Di saat pikiran Aldan melanglang buana barang sepuluh menit saja, seekor kijang menerjang masuk ke jalan raya tepat di depan mobil Aldan. Lantas pria berkacamata kotak itu membanting setir ke kiri untuk menghindari tabrakan. Lonjakan yang amat tiba-tiba itu membuat para penumpang terlempar ke sisi kiri mobil. Aldan masih berusaha mengatur napas sambil mencerna situasi macam apa yang baru saja terjadi. Lain halnya dengan Joe yang terbangun paksa karena pelipisnya membentur kaca jendela.
"Apa yang terjadi?" tanya Joe dengan suara serak. Dahinya mengernyit karena mendapati area pelipisnya agak nyeri. Tak kunjung dapat jawaban, Joe menoleh ke arah Aldan yang nampak syok dan tangannya berpegangan kuat pada setir. "Apa kau baik-baik saja? Kalau kau mengantuk, aku bisa menggantikanmu menyetir," usul Joe.
"...."
Aldan membatu seolah-olah tidak ada orang lain di dalam mobilnya ini, bahkan alunan musik di radio tak dapat pula dia dengar.
"Aldan?" tegur Joe sekali lagi sembari menepuk bahu Aldan.
Barulah pemuda itu menghembuskan napas kasar dan melepaskan segala ketegangan akibat kejadian yang membuat jatungnya berhenti sesaat. Dia melempar pandang ke bangku belakang terlebih dahulu, baru kemudian menoleh ke arah Joe. Lekas wanita bersurai pendek itu mengulang pertanyaannya, "Apa kau baik-baik saja Aldan? Kalau kau mengantuk, aku bisa menggantikanmu menyetir."
Pertanyaan Joe menjadi omong kosong karena tidak tersampai dengan benar. Aldan akhirnya mengingat dia baru saja melupakan hal yang amat penting, bahwa orang tua Joe bertanggung jawab penuh atas kematian ibunya, merupakan alasan atas kenapa ayahnya berlaku semena-mena terhadap Joe.

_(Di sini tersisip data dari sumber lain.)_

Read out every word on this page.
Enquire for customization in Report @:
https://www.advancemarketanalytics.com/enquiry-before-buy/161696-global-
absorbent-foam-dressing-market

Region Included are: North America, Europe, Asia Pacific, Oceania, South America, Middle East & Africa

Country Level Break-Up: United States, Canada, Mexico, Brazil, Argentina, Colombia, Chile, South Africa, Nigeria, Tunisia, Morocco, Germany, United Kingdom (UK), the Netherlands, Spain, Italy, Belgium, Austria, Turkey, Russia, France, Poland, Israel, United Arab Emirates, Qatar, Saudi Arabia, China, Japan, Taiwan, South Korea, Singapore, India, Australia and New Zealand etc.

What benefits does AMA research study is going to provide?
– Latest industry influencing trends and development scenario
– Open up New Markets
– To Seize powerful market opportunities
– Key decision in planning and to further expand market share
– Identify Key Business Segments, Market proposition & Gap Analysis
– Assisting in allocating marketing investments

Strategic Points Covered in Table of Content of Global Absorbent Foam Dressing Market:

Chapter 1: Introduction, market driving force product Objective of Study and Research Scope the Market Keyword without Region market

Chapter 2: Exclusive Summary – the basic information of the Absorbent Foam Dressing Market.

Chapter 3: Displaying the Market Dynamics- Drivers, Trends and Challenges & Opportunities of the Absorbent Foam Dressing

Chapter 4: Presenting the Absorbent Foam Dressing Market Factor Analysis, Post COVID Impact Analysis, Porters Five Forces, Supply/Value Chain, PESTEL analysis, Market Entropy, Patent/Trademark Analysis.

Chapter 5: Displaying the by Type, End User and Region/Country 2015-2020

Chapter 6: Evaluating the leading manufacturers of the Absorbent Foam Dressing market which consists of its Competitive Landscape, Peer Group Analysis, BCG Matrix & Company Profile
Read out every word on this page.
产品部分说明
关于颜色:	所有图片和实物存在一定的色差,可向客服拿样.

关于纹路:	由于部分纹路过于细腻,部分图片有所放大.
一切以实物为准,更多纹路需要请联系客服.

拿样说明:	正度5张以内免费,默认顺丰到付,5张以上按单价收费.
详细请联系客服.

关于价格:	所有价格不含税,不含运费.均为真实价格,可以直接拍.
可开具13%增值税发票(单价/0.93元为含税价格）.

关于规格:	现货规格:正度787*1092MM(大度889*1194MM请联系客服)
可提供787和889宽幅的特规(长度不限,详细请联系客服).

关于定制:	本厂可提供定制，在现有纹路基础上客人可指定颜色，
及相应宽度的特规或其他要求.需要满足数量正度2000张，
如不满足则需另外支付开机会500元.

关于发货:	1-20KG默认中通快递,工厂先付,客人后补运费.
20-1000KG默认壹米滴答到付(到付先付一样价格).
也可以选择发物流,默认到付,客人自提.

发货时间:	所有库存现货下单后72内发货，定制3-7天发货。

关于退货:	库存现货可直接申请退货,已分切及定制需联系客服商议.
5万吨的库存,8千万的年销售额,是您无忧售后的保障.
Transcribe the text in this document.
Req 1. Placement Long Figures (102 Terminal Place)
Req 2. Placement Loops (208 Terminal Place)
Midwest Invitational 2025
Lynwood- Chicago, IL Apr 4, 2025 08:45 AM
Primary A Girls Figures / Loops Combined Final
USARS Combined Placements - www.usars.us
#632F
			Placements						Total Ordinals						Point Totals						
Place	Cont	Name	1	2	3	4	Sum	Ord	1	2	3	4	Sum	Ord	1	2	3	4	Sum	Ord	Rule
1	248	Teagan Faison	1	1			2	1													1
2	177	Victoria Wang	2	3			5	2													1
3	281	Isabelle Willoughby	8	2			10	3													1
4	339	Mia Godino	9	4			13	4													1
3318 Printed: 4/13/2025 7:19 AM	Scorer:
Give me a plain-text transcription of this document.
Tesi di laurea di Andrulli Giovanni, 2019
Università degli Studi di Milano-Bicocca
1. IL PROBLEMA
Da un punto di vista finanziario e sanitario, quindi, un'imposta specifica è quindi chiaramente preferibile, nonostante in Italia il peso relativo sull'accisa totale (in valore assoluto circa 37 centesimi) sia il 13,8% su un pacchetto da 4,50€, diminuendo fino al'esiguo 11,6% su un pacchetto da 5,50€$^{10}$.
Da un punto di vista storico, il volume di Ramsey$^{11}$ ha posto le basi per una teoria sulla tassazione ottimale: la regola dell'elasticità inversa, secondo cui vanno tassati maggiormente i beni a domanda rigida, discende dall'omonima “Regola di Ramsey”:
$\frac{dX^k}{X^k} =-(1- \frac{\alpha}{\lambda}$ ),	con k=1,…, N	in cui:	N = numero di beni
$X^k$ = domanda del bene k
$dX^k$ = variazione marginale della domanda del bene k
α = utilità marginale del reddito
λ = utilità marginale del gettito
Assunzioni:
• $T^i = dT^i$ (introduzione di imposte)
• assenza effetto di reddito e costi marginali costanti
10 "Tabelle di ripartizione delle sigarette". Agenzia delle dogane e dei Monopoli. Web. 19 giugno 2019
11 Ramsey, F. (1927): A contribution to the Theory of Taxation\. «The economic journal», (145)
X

Walau Aldan juga tidak ingin melampiaskan kesedihannya kepada Joe yang tidak tahu apa-apa, tetapi ingatan akan kecelakaan ibunya belum hilang dari memori sedikitpun.
Demikian, trauma ini tidak ada bedanya dengan Joe yang menyaksikan kedua orang tuanya mati di depan mata. Berita itu sudah menyebar ke penjuru negeri sampai menjadi legenda. Itu juga adalah alasan kenapa ayahnya melindungi Joe dari jauh.
"Aldan aku tanya, apa kau baik-baik saja?!" Joe sedikit mengeraskan suaranya, dan nampak Aldan akhirnya merespon kembali dan menjawab, "Kamu ... benar-benar ... bisa ... mengemudi dengan baik 'kan?"
Joe agak heran akan sikap Aldan yang tampak janggal, walau si insan belum lama mengenal Aldan, tetapi sikap pemuda itu yang tiba-tiba menajdi pasif seperti ini membuat si insan bertanya-tanya dalam hati. "Dulu aku sempat mengambil kerja paruh waktu menjadi kenek kurir, dia yang mengajariku menyetir, dan kami pun sering bertukar menyetir kalau sedang perjalanan jauh." Si insan berharap alasannya masuk akal, bila dia melihat Aldan sekarang, keadaannya tidak memungkinkan untuk harus terus menyetir.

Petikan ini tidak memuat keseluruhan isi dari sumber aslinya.